For JP Morgan and the industry leaders- everyone is watching…yep, everyone. You don’t commit a foul when the ref is standing right there with a whistle in his mouth. Even if you are earning a huge return on  your bets—what is the bigger thing you are gambling? (Hint: it’s your entire franchise) Try having your risk managers monetize that- (Hint # 2 it’s worth a hell of a lot more than $2 Billion).

And for Facebook, most every hot deal and a lot of not so hot ones generate more demand than supply before an offering. In case you missed it, that’s not the target. How a stock performs in the aftermarket is the target. Morgan Stanley and your underwriters know better, which leads me to surmise you may have pushed them every bit as much as they pulled you. Now many great performers like Sun Microsystems, Amazon and others debuted to street- wide boos and broke their offering price only to provide handsome returns to the patient investors.

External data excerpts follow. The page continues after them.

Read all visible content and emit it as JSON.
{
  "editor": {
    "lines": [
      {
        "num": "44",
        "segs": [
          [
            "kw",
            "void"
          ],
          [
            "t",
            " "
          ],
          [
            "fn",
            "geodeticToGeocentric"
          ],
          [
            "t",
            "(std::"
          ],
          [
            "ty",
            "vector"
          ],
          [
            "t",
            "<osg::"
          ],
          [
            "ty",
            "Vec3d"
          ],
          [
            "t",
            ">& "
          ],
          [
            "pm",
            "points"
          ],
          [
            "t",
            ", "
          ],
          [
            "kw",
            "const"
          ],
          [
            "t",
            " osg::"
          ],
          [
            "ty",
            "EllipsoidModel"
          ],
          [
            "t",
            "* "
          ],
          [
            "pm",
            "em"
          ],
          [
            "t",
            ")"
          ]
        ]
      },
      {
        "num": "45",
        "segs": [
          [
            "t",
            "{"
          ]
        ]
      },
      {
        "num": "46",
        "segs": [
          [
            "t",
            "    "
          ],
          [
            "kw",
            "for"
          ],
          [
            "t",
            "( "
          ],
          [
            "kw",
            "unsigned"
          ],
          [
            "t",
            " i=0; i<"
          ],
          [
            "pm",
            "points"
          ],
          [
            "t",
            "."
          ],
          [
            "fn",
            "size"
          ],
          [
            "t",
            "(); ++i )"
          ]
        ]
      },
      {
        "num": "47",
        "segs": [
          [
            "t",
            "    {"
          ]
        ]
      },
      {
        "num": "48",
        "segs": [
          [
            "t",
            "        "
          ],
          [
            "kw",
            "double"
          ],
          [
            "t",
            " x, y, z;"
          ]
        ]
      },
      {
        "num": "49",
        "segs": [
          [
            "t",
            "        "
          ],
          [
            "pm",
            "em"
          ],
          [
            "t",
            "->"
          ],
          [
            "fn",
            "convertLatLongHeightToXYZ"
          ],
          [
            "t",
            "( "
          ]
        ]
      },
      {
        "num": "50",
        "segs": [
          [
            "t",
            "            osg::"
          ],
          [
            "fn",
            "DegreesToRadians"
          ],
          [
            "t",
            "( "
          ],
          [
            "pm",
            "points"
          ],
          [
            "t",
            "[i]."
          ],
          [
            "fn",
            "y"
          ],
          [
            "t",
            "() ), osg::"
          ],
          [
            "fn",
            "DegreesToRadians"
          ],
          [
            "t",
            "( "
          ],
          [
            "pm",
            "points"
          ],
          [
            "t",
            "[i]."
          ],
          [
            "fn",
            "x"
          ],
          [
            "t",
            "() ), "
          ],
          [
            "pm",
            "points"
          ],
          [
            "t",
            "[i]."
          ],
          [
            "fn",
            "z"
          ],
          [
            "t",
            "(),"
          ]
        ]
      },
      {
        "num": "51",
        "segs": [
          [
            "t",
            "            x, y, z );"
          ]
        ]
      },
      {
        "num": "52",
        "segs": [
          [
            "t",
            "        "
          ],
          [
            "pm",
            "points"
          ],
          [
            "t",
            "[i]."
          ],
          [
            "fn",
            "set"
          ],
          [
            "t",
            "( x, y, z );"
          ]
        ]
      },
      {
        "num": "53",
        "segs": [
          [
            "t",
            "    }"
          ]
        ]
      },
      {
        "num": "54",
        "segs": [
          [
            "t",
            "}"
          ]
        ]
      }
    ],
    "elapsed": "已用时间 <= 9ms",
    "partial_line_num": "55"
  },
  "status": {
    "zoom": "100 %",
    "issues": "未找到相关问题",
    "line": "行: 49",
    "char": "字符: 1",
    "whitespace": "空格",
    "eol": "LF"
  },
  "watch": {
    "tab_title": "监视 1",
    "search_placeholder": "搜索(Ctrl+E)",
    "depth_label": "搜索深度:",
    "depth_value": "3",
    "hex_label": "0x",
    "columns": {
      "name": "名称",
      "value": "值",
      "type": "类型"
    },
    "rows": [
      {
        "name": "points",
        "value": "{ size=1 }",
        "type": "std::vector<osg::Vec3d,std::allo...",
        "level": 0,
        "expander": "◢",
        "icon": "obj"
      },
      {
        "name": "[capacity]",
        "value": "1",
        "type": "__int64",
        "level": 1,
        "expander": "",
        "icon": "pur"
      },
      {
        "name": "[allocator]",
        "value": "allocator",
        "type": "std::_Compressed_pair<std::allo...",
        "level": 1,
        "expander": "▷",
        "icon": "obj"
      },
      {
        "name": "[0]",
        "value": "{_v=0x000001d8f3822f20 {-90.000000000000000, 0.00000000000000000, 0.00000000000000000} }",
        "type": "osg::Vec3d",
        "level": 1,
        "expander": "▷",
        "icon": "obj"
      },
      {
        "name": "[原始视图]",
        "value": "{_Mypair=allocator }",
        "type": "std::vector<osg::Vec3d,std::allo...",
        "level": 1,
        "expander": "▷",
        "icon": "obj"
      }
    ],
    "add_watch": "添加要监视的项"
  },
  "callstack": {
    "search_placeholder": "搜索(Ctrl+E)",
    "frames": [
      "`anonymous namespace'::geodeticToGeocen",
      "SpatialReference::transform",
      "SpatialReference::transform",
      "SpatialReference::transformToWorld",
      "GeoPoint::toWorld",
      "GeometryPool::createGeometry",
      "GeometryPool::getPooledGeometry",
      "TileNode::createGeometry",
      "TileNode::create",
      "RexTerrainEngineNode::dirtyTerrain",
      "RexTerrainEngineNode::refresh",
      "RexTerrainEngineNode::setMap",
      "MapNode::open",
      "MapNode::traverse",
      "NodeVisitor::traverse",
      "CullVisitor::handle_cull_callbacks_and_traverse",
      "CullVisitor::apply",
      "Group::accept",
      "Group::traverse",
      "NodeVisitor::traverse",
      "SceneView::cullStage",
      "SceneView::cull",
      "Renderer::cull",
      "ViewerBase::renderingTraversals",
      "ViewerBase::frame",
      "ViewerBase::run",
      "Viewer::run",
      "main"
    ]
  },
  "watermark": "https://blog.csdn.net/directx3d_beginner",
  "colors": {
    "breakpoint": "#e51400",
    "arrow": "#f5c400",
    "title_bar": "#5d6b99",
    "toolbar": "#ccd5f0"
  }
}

But any way you look at things you pushed it—raising the price to the high end of the range, increasing the size of the offering by 25% in the closing days of the deal, increasing the notoriously skittish retail component of the offering to 25% hoping they would invest like lemmings. Please don’t hide behind the ten times over subscription—you have to size and price an offering to insure those hungry investors continue to buy in the aftermarket. That doesn’t happen when people get more stock than they expected ( as I did—full disclosure). Otherwise they sell into the market rather than buy (as I did –full disclosure) .

I rented that stock for one reason. I was uneasy about your financial brand. Yes Facebook you have a financial brand too. Yours was tainted by the Winklevii  dispute. This was your chance to set the record straight and brand yourselves as a straight shooting reasonable counterparty who wasn’t opiated by the klieg lights of a hundred billion valuation and being the biggest IPO no matter what. You are a company with revenues and profits, actually plenty of both.

So when I read in the NY Times about all the great advisors you had on your payroll, I am tempted to give you a decent piece of advice for free. Consider it a memento from someone who rented your stock for a few hours: Next time you are reaching out for a deal, leave a little on the table for the other guy.

Do that a few times and you will have a financial brand that is more valuable and lasting than a volatile stock price. People don’t buy stocks; they buy financial brands they can trust.

That leads to long term appreciation… of every type.